Actu de nos droits


Les grands-parents ont un droit de visite


Selon l'article 371-4 du code civil, tout enfant a le droit d'entretenir des relations avec ses ascendants. Les grands-parents peuvent donc aller en justice pour obtenir un droit de visite et d'hébergement.

Selon l’article 371-4 du code civil, tout enfant a le droit d’entretenir des relations avec ses ascendants. Les grands-parents peuvent donc aller en justice pour obtenir un droit de visite et d’hébergement.

En cas de conflit, les juges prennent en compte la motivation des grands-parents, les liens qui existent avec leurs petits-enfants, les éventuels conflits avec les parents ainsi que les désirs exprimés par l’enfant. Cela concerne tous les ascendants : les arrière-grands-parents peuvent donc, eux aussi, prétendre à un droit de visite et d’hébergement.

Pour accorder le droit de visite, les juges se fondent sur l’intérêt des petits-enfants, et non sur celui, même légitime, des grands-parents.

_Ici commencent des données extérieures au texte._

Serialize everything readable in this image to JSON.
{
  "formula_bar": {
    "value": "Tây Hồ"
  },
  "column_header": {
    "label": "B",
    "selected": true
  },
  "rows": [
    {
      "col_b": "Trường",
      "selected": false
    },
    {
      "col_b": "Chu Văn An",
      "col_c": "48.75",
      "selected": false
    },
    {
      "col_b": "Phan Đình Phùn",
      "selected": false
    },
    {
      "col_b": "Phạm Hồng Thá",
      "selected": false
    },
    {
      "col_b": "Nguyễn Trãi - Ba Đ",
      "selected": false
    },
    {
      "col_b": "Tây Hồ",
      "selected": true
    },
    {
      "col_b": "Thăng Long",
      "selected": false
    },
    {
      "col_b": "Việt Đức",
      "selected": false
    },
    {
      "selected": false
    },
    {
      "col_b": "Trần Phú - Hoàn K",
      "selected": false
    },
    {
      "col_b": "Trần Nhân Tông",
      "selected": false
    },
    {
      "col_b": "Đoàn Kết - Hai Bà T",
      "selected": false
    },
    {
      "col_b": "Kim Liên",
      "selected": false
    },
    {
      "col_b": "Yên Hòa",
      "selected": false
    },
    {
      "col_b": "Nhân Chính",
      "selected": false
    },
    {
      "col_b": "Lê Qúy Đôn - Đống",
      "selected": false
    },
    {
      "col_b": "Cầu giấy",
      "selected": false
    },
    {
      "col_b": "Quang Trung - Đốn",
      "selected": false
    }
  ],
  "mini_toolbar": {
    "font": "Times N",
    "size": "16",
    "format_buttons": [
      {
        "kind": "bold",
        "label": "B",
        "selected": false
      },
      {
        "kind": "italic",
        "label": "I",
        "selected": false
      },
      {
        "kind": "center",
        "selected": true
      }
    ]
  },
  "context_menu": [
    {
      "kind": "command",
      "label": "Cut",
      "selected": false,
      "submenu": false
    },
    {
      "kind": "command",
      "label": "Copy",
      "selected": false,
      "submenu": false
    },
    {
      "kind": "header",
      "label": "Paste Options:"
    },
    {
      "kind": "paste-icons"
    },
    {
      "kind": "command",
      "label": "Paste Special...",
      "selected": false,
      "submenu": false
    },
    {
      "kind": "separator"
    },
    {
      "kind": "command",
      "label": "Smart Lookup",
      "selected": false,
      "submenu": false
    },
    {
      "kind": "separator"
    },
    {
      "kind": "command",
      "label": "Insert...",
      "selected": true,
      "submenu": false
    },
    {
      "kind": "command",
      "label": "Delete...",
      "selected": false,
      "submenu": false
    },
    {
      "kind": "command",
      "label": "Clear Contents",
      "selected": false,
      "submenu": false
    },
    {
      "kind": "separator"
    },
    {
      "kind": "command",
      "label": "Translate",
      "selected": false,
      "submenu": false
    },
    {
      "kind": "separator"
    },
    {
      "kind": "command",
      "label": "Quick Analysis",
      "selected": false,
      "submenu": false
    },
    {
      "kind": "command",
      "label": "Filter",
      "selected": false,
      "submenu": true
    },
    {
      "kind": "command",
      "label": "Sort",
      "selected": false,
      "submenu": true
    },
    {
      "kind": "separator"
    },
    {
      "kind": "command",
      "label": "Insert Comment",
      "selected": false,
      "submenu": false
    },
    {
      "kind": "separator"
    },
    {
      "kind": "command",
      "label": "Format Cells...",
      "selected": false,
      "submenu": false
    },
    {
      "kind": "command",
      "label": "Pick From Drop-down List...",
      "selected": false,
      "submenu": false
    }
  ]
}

Lorsqu’une querelle entre grands-parents et parents persiste et dépasse un certain seuil de gravité pour devenir un véritable conflit, les juges peuvent refuser un droit de visite et d’hébergement. Ils peuvent aussi faire procéder à une expertise médico-psychologique et en tenir compte pour se déterminer sur le droit de visite.

Le droit des grands-parents peut être limité à un droit de correspondance, par exemple parce qu’un grand-père est agressif vis-à-vis des parents.

Toutefois, de simples incompréhensions ou maladresses entre parents et grands-parents ne suffisent pas pour refuser un droit de visite.

Pour se prononcer, les juges prennent en compte les sentiments exprimés par l’enfant, verbalement ou par son attitude.

Quand il est accordé, le droit de visite et d’hébergement des grands-parents est aménagé au cas par cas suivant les circonstances. La plupart du temps, les rencontres ont lieu au domicile des grands-parents mais, dans des affaires délicates, les juges peuvent prévoir que le droit de visite s’exercera dans un autre lieu.

Si les parents sont séparés, le droit de visite des grands-parents peut être autonome de celui du père ou de la mère. Mais il ne doit pas empiéter sur le droit de visite des parents. Cette priorité aux parents concerne aussi l’éducation des enfants.

Des grands-parents se sont vus refuser le droit de visite car trop différents des parents. Ils sont naturistes et adeptes de médecine douce, alors que les parents vivent selon les préceptes traditionnalistes de la « Fraternité Saint Pie X ».